Originally proposing a residential redevelopment of the old redundant industrial site, the new plans propose an exciting mixed-use environment where people will be able to work, visit, live and relax within a world-leading arts village, while retaining some of the industrial character.
The plans follow extensive community engagement and input from members of the arts community who already have established studios in the complex. Richard Bell, Judy Watson, Vernon Ah Kee, Ryan Presley, Gordon Hookey, Dale Harding, Sandra Selig, Ross Manning, Tintin Wulia, Eugene Carchesio and Natalya Hughes are among leading Australian artists who are already calling The Paint Factory home and have been at the forefront of the new direction of the Arts Village.
Local project manager Paul Hey, who has lived in Yeronga for more than 20 years, is leading the team working on transforming the buildings at 115 Hyde Road, Yeronga, which was home to the Taubmans paint factory from 1952 to 2015.
“While discussions have been taking place with council and the community over recent years, the warehouse-style buildings of The Paint Factory have been used by local and international visual artists to create their work and meet with like-minded creatives,” Mr Hey said.
“This initially temporary use has, over the past 4-5 years, organically grown and the Arts Village concept will build on that arts community which already calls The Paint Factory home.

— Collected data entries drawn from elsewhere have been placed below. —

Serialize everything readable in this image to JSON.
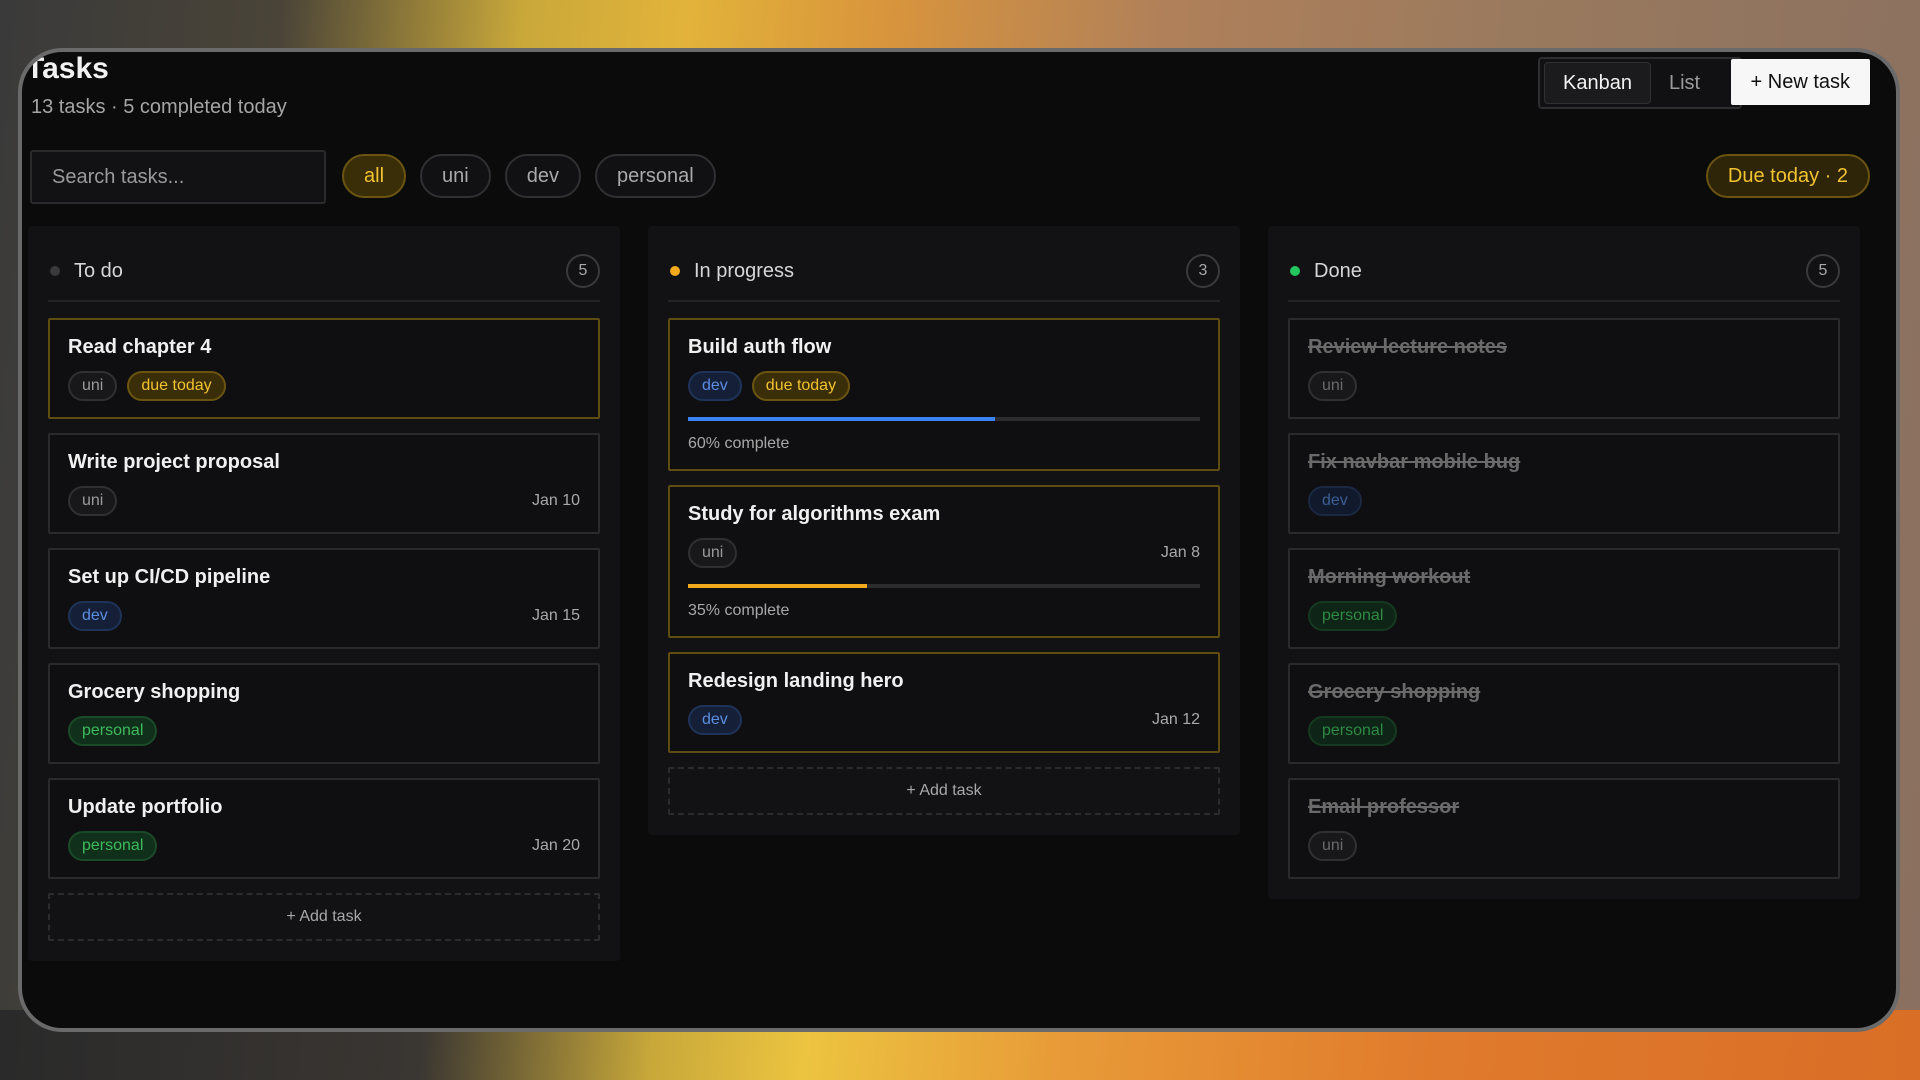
{
  "header": {
    "title": "Tasks",
    "subtitle": "13 tasks · 5 completed today",
    "views": [
      "Kanban",
      "List"
    ],
    "active_view": "Kanban",
    "new_task_label": "+ New task"
  },
  "search": {
    "placeholder": "Search tasks..."
  },
  "filters": [
    "all",
    "uni",
    "dev",
    "personal"
  ],
  "active_filter": "all",
  "due_pill": "Due today · 2",
  "add_task_label": "+ Add task",
  "colors": {
    "accent": "#f2c230",
    "todo_dot": "#3a3a3c",
    "progress_dot": "#f2a91c",
    "done_dot": "#22c55e",
    "progress_blue": "#3b82f6",
    "progress_orange": "#f2a91c"
  },
  "columns": [
    {
      "title": "To do",
      "count": "5",
      "cards": [
        {
          "title": "Read chapter 4",
          "tag": "uni",
          "due": "due today",
          "date": ""
        },
        {
          "title": "Write project proposal",
          "tag": "uni",
          "due": "",
          "date": "Jan 10"
        },
        {
          "title": "Set up CI/CD pipeline",
          "tag": "dev",
          "due": "",
          "date": "Jan 15"
        },
        {
          "title": "Grocery shopping",
          "tag": "personal",
          "due": "",
          "date": ""
        },
        {
          "title": "Update portfolio",
          "tag": "personal",
          "due": "",
          "date": "Jan 20"
        }
      ]
    },
    {
      "title": "In progress",
      "count": "3",
      "cards": [
        {
          "title": "Build auth flow",
          "tag": "dev",
          "due": "due today",
          "date": "",
          "progress": 0.6,
          "progress_label": "60% complete"
        },
        {
          "title": "Study for algorithms exam",
          "tag": "uni",
          "due": "",
          "date": "Jan 8",
          "progress": 0.35,
          "progress_label": "35% complete"
        },
        {
          "title": "Redesign landing hero",
          "tag": "dev",
          "due": "",
          "date": "Jan 12"
        }
      ]
    },
    {
      "title": "Done",
      "count": "5",
      "cards": [
        {
          "title": "Review lecture notes",
          "tag": "uni"
        },
        {
          "title": "Fix navbar mobile bug",
          "tag": "dev"
        },
        {
          "title": "Morning workout",
          "tag": "personal"
        },
        {
          "title": "Grocery shopping",
          "tag": "personal"
        },
        {
          "title": "Email professor",
          "tag": "uni"
        }
      ]
    }
  ]
}
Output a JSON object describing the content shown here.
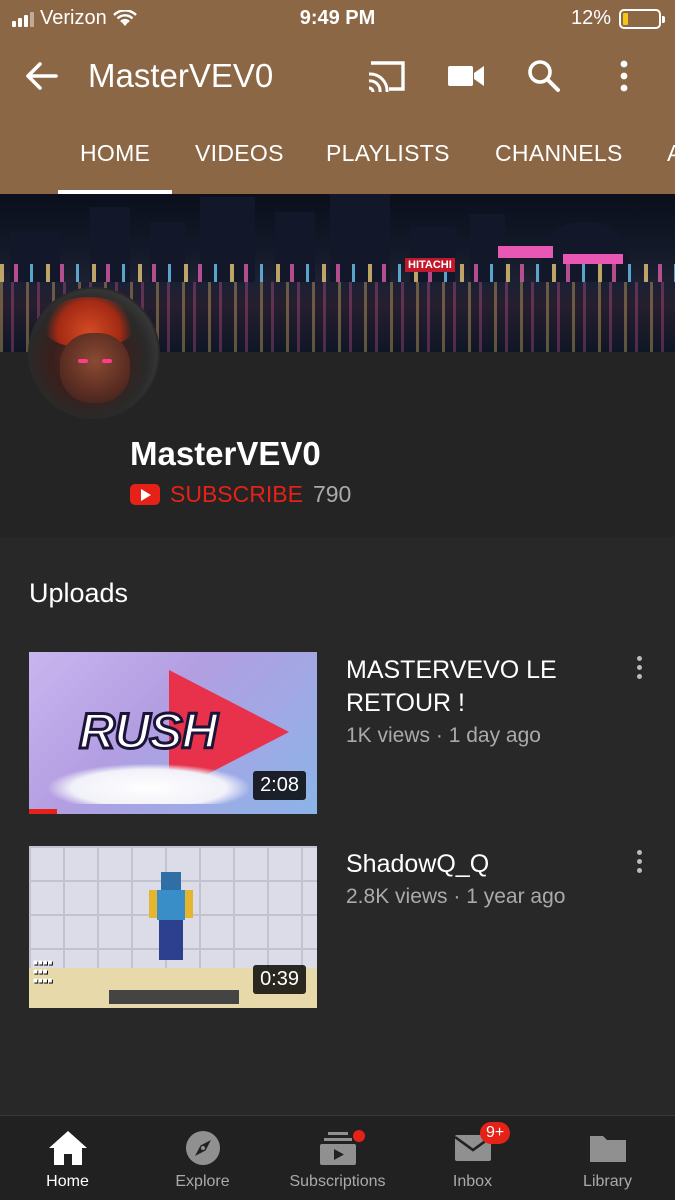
{
  "status_bar": {
    "carrier": "Verizon",
    "time": "9:49 PM",
    "battery": "12%"
  },
  "app_bar": {
    "title": "MasterVEV0"
  },
  "tabs": [
    {
      "label": "HOME"
    },
    {
      "label": "VIDEOS"
    },
    {
      "label": "PLAYLISTS"
    },
    {
      "label": "CHANNELS"
    },
    {
      "label": "A"
    }
  ],
  "banner": {
    "sign_text": "HITACHI"
  },
  "channel": {
    "name": "MasterVEV0",
    "subscribe_label": "SUBSCRIBE",
    "subscriber_count": "790"
  },
  "uploads": {
    "title": "Uploads",
    "videos": [
      {
        "title": "MASTERVEVO LE RETOUR !",
        "meta": "1K views · 1 day ago",
        "duration": "2:08",
        "thumb_text": "RUSH"
      },
      {
        "title": "ShadowQ_Q",
        "meta": "2.8K views · 1 year ago",
        "duration": "0:39"
      }
    ]
  },
  "bottom_nav": {
    "items": [
      {
        "label": "Home",
        "icon": "home-icon"
      },
      {
        "label": "Explore",
        "icon": "compass-icon"
      },
      {
        "label": "Subscriptions",
        "icon": "subscriptions-icon"
      },
      {
        "label": "Inbox",
        "icon": "inbox-icon",
        "badge": "9+"
      },
      {
        "label": "Library",
        "icon": "folder-icon"
      }
    ]
  },
  "colors": {
    "header_bg": "#8c6745",
    "youtube_red": "#e62117",
    "page_bg": "#282828"
  }
}
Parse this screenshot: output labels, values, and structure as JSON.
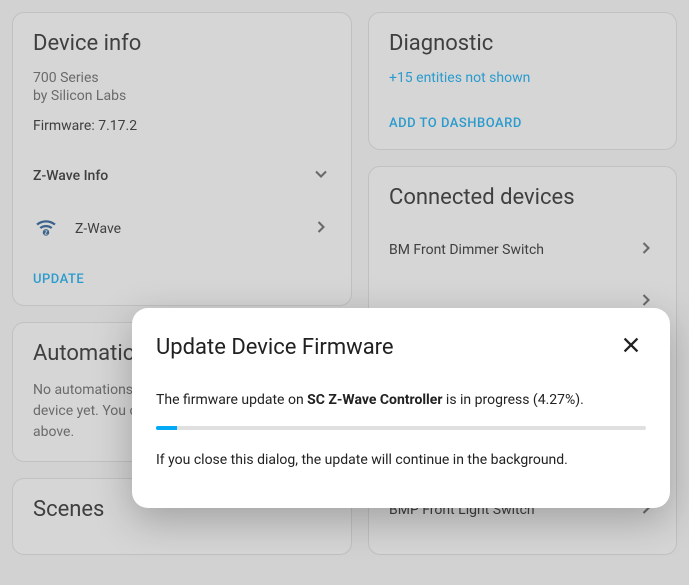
{
  "device_info": {
    "title": "Device info",
    "series": "700 Series",
    "vendor": "by Silicon Labs",
    "firmware": "Firmware: 7.17.2",
    "zwave_info_label": "Z-Wave Info",
    "integration_name": "Z-Wave",
    "update_label": "UPDATE"
  },
  "automations": {
    "title": "Automations",
    "text": "No automations have been set up for this device yet. You can set one up using the button above."
  },
  "scenes": {
    "title": "Scenes"
  },
  "diagnostic": {
    "title": "Diagnostic",
    "entities_link": "+15 entities not shown",
    "dashboard_label": "ADD TO DASHBOARD"
  },
  "connected": {
    "title": "Connected devices",
    "items": [
      "BM Front Dimmer Switch",
      "",
      "",
      "",
      "",
      "BMP Front Light Switch"
    ]
  },
  "dialog": {
    "title": "Update Device Firmware",
    "prefix": "The firmware update on ",
    "device": "SC Z-Wave Controller",
    "suffix": " is in progress (4.27%).",
    "progress_percent": 4.27,
    "note": "If you close this dialog, the update will continue in the background."
  }
}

“The Paint Factory Art Village will be the first of its kind for Australia and we are thrilled to be developing an integrated space for a range of artistic and creative endeavours in an open and industrial setting, with architecturally designed residences and communal spaces.
“We plan to create a permanent address that features artists, art galleries, event space, artisans, a micro brewer, coffee roaster, pop-up fresh produce and an artisan market, community, educational facilities, visual artists and other creative professionals, living and working on the site alongside stunning homes, artists-in-residences and large areas of landscaped open space.”
Further inspiration has been gleaned from national and international leading developments and collectives that have re-imagined and energised redundant land uses, including Germany’s Alte-Spinnerei, the Abbotsford Convent in Victoria, Wynwood Walls (Miami, USA) and Brisbane Powerhouse.
“Artworks created on the site have been exhibited and sold nationally and internationally, as well as featuring in the collections of some of the world’s most prestigious galleries, including the Tate Modern (UK), the Art Institute of Chicago (US), The National Gallery of Canada and The National Gallery of Australia,” Mr Hey said. “When I heard that two videos had been specially commissioned and shot on site at The Paint Factory by the Tate Modern of London, I knew these artists were onto something.”
Ryan Presley has been using studio space at The Paint Factory since 2017 and said he had been inspired by sharing a creative space with like-minded people.
Ryan’s visual art pieces, which comment on social issues, are included in collections and exhibitions throughout Australia, the US, China, Palestine, Japan and the Netherlands and he has been the artist-in-residence at the Tweed Regional Gallery and Cicada Press’s Indigenous Residency Program.
He said having a studio at The Paint Factory had been a major benefit to his work.
“Due to the number of artists working at the site there is an informal collective dynamic, where we can bounce ideas off each other and support studio experimentation,” he said.
“Having studio space at The Paint Factory has been a critical element in the successes and career development I have experienced in recent few years.
“It’s always good to share space with other artists as we can see what other people are working on, share ideas and get feedback.
“I’m excited about plans for the future of The Paint Factory because there isn’t another space like it and international curators who have visited the studios tell us that it stands out, even compared to places in Europe.”
Fellow artist Gordon Hookey has used the inspirational spaces of The Paint Factory for four years and says the creative atmosphere has definitely helped him with his work.
Mr Hookey belongs to the Waanyi people and is a core member of Brisbane-based Indigenous collective proppaNOW. His works are held in major Australian collections including the National Gallery of Australia, Queensland Art Gallery, the Art Gallery of Western Australia and a number of significant private collections.
“Apart from the benefits of having a large space to work in, being at The Paint Factory has enabled me to be part of a creative community and to share thoughts and ideas with other artists,” he said.
“At any time there can be five or six artists working here and it is great to be able to wander through each other’s spaces and see what they are doing, stop and have a yarn and get feedback on our work.
“It’s a good feeling to be able to mix with other creative people and I am looking forward to that continuing.”
“Through The Paint Factory, Brisbane has the opportunity to become an essential Australian destination for arts professionals and interested community members, rivalling Melbourne and Sydney,” Mr Hey said.
The team behind The Paint Factory have withdrawn their original residential Development Application with Brisbane City Council and will draw on feedback received during the community consultation process to lodge a new and revitalised application that includes a Change of Use from the current zoning of industrial to one of mixed use.
The plans for The Paint Factory Arts Village will draw on the existing industrial buildings for the artistic component of the village and will also include a diversity of residential uses spread throughout for artists and other residents alike.